한빛사논문
Tak W.Y. 1, Chuang W.-L. 2, Chen C.-Y. 3, Tseng K.-C. 4, Lim Y.-S. 5, Lo G.-H. 6, Heo J. 7, Agarwal K. 8, Bussey L. 9, Teo S.L. 10, Tria A. 10, Brown A. 11, Anderson K. 9, Vardeu A. 9, O’Brien S. 9, Kopycinski J. 9, Rutkowski K. 9, Kolenovska R. 9, Barnes E. 11,12, Evans T.G. 9
1School of Medicine, Kyungpook National University, Kyungpook National University Hospital
2Kaohsiung Medical University Hospital, Kaohsiung Medical University, Kaohsiung, Taiwan
3Chia-Yi Christian Hospital, Chiayi City, Taiwan
4Dalin Tzu Chi General Hospital, Hualien, Taiwan
5Asan Medical Center, University of Ulsan College of Medicine, Seoul, South Korea
6E-Da Hospital, Kaohsiung, Taiwan
7Department of Internal Medicine, College of Medicine, Pusan National University and Biomedical Research Institute, Pusan National University Hospital, Busan, Republic of Korea
8Institute of Liver Studies, King's College Hospital NHS Foundation Trust, London UK
9Vaccitech, Harwell, UK
10ICON, Singapore
11Nuffield Department of Medicine, Oxford University, Oxford, UK
12Oxford NIHR Biomedical Research Centre, Oxford Hospitals NHS Trust, Oxford, UK
Corresponding author: Evans T.G.
Abstract
Background and aim: The induction of effective CD8+ T cells is thought to play a critical role in the functional cure of chronic hepatitis B (CHB). Additionally, the use of checkpoint inhibitors is being evaluated to overcome T cell dysfunction during CHB.
Approach and results: A chimpanzee adenoviral vector (ChAdOx1-HBV) and a Modified vaccinia Ankara boost (MVA-HBV) encoding the inactivated polymerase, core, and S region from a consensus genotype C HBV were studied. The trial enrolled 55 patients with virally-suppressed CHB virus infection and HBsAg <4,000 IU/mL Group 1 received MVA-HBV intramuscularly (IM) on Day 0 and 28, Group 2 received ChAdOx1-HBV on Day 0/MVA-HBV on Day 28 (VTP-300), Group 3 received VTP-300 + low-dose nivolumab (LDN) on Day 28, and Group 4 received VTP-300 plus LDN with both injections. VTP-300 alone and in combination with LDN was well tolerated with no treatment-related serious adverse events. Reductions of HBsAg were demonstrated in the VTP-300 group 2: 3 of 18 patients with starting HBsAg < 50 IU/ml had durable log10 declines > 0.7 log10 2 months post last-dose. Group 3 (N=18) had reductions in HBsAg of 0.76 log10 and 0.80 log10 3 (p<0.001) at 2 and 7 months post last dose. Two developed persistent non-detectable HBsAg levels. CD4+ and CD8+ antigen-specific T cell responses were generated and there was a correlation between IFN-y ELISpot response and HBsAg decline in Group 2.

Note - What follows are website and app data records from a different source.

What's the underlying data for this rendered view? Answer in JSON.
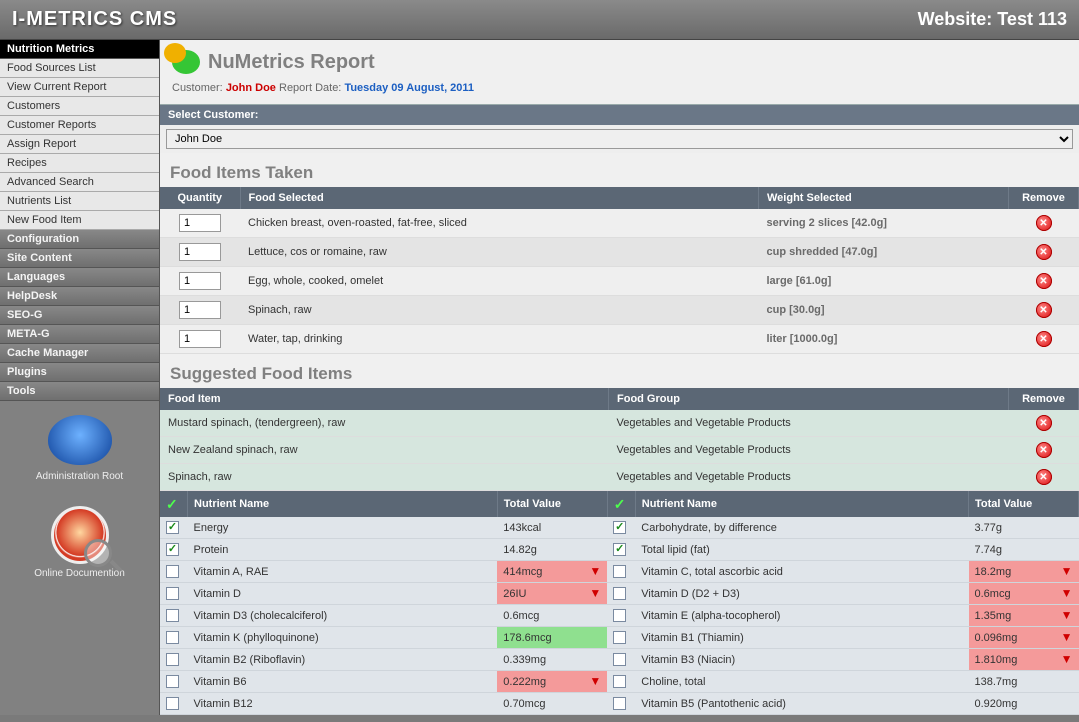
{
  "app": {
    "title": "I-METRICS CMS",
    "site_label": "Website: Test 113"
  },
  "nav": {
    "active_header": "Nutrition Metrics",
    "sub": [
      "Food Sources List",
      "View Current Report",
      "Customers",
      "Customer Reports",
      "Assign Report",
      "Recipes",
      "Advanced Search",
      "Nutrients List",
      "New Food Item"
    ],
    "sections": [
      "Configuration",
      "Site Content",
      "Languages",
      "HelpDesk",
      "SEO-G",
      "META-G",
      "Cache Manager",
      "Plugins",
      "Tools"
    ],
    "feat1": "Administration Root",
    "feat2": "Online Documention"
  },
  "page": {
    "title": "NuMetrics Report",
    "meta_customer_label": "Customer:",
    "meta_customer": "John Doe",
    "meta_date_label": "Report Date:",
    "meta_date": "Tuesday 09 August, 2011",
    "select_label": "Select Customer:",
    "select_value": "John Doe"
  },
  "foods": {
    "title": "Food Items Taken",
    "hdr_qty": "Quantity",
    "hdr_food": "Food Selected",
    "hdr_weight": "Weight Selected",
    "hdr_remove": "Remove",
    "rows": [
      {
        "qty": "1",
        "food": "Chicken breast, oven-roasted, fat-free, sliced",
        "weight": "serving 2 slices [42.0g]"
      },
      {
        "qty": "1",
        "food": "Lettuce, cos or romaine, raw",
        "weight": "cup shredded [47.0g]"
      },
      {
        "qty": "1",
        "food": "Egg, whole, cooked, omelet",
        "weight": "large [61.0g]"
      },
      {
        "qty": "1",
        "food": "Spinach, raw",
        "weight": "cup [30.0g]"
      },
      {
        "qty": "1",
        "food": "Water, tap, drinking",
        "weight": "liter [1000.0g]"
      }
    ]
  },
  "sugg": {
    "title": "Suggested Food Items",
    "hdr_item": "Food Item",
    "hdr_group": "Food Group",
    "hdr_remove": "Remove",
    "rows": [
      {
        "item": "Mustard spinach, (tendergreen), raw",
        "group": "Vegetables and Vegetable Products"
      },
      {
        "item": "New Zealand spinach, raw",
        "group": "Vegetables and Vegetable Products"
      },
      {
        "item": "Spinach, raw",
        "group": "Vegetables and Vegetable Products"
      }
    ]
  },
  "nutr": {
    "hdr_name": "Nutrient Name",
    "hdr_val": "Total Value",
    "left": [
      {
        "chk": true,
        "name": "Energy",
        "val": "143kcal",
        "bg": "",
        "arrow": false
      },
      {
        "chk": true,
        "name": "Protein",
        "val": "14.82g",
        "bg": "",
        "arrow": false
      },
      {
        "chk": false,
        "name": "Vitamin A, RAE",
        "val": "414mcg",
        "bg": "warn",
        "arrow": true
      },
      {
        "chk": false,
        "name": "Vitamin D",
        "val": "26IU",
        "bg": "warn",
        "arrow": true
      },
      {
        "chk": false,
        "name": "Vitamin D3 (cholecalciferol)",
        "val": "0.6mcg",
        "bg": "",
        "arrow": false
      },
      {
        "chk": false,
        "name": "Vitamin K (phylloquinone)",
        "val": "178.6mcg",
        "bg": "good",
        "arrow": false
      },
      {
        "chk": false,
        "name": "Vitamin B2 (Riboflavin)",
        "val": "0.339mg",
        "bg": "",
        "arrow": false
      },
      {
        "chk": false,
        "name": "Vitamin B6",
        "val": "0.222mg",
        "bg": "warn",
        "arrow": true
      },
      {
        "chk": false,
        "name": "Vitamin B12",
        "val": "0.70mcg",
        "bg": "",
        "arrow": false
      }
    ],
    "right": [
      {
        "chk": true,
        "name": "Carbohydrate, by difference",
        "val": "3.77g",
        "bg": "",
        "arrow": false
      },
      {
        "chk": true,
        "name": "Total lipid (fat)",
        "val": "7.74g",
        "bg": "",
        "arrow": false
      },
      {
        "chk": false,
        "name": "Vitamin C, total ascorbic acid",
        "val": "18.2mg",
        "bg": "warn",
        "arrow": true
      },
      {
        "chk": false,
        "name": "Vitamin D (D2 + D3)",
        "val": "0.6mcg",
        "bg": "warn",
        "arrow": true
      },
      {
        "chk": false,
        "name": "Vitamin E (alpha-tocopherol)",
        "val": "1.35mg",
        "bg": "warn",
        "arrow": true
      },
      {
        "chk": false,
        "name": "Vitamin B1 (Thiamin)",
        "val": "0.096mg",
        "bg": "warn",
        "arrow": true
      },
      {
        "chk": false,
        "name": "Vitamin B3 (Niacin)",
        "val": "1.810mg",
        "bg": "warn",
        "arrow": true
      },
      {
        "chk": false,
        "name": "Choline, total",
        "val": "138.7mg",
        "bg": "",
        "arrow": false
      },
      {
        "chk": false,
        "name": "Vitamin B5 (Pantothenic acid)",
        "val": "0.920mg",
        "bg": "",
        "arrow": false
      }
    ]
  }
}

Conclusions: VTP-300 induced CD4+ and CD8+ T cells and lowered HBsAg in a subset of patients with baseline values below 100 IU/ml. The addition of LDN resulted in significant reduction in surface antigen. VTP-300 is a promising immunotherapeutic to move forward alone or in combination therapies.